Split Rock Lighthouse State Park, the Briefest Possible Stop at Gooseberry Falls State Park, Two Harbors, and Canal Park in Duluth
The picturesque, octagonal-towered Split Rock Lighthouse, was built after the disastrous November 1905 storm that claimed eleven lives and nine ships on the relatively small Lake Superior coastline of Minnesota, one of which sunk just north of the hundred-fifty foot cliffs on which the lighthouse sits. At the time of construction the location of the lighthouse was extremely remote and there were not any access roads, which necessitated the delivery of all the construction materials by ship. After construction – and until 1934 when a road was constructed – all the supplies for the lightkeeper and the lighthouse itself were hauled up over a hundred feet on a steep, narrow track tramway.
Leaving Split Rock we continued south intending to stop and hike at Gooseberry Falls State Park, arguably the most popular and the most recommended of the state parks on the North Shore. Well, we stopped for fifteen minutes and fled. Seriously, it was like walking in a shopping mall. We then made our way to the town of Two Harbors where we stayed a day and a half, waling the shore, checking out the iron ore ships being loaded, and trying out the local brewery – Castle Danger. My favorite was the 17-7 Pale Ale, Tom’s the Nordic (juniper-rye) Lager.

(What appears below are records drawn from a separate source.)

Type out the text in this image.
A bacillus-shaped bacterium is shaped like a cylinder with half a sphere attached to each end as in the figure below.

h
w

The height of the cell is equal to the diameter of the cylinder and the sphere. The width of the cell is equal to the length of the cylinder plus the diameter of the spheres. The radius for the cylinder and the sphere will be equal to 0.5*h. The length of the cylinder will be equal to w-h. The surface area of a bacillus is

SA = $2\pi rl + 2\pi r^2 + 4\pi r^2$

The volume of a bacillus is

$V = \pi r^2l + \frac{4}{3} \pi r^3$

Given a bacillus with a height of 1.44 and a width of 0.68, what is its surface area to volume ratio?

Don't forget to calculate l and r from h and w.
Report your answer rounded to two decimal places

Our last stop in Minnesota was the Canal Park Waterfront District where we spent the 4th of July. The area was crowded with restaurants and shops, but I was interested in seeing the three harbor lights and the aerial lift bridge that connects the mainland to Sand Point. The bridge lifts an average of every twenty minutes to admit pleasure craft and large ships alike to the canal, rising as much as a hundred twenty feet for the tallest boats. Once we accomplished our dual lighthouse-slash-bridge mission we settled in on the patio of the Canal Brewing Company to escape the crowds and try some local beer.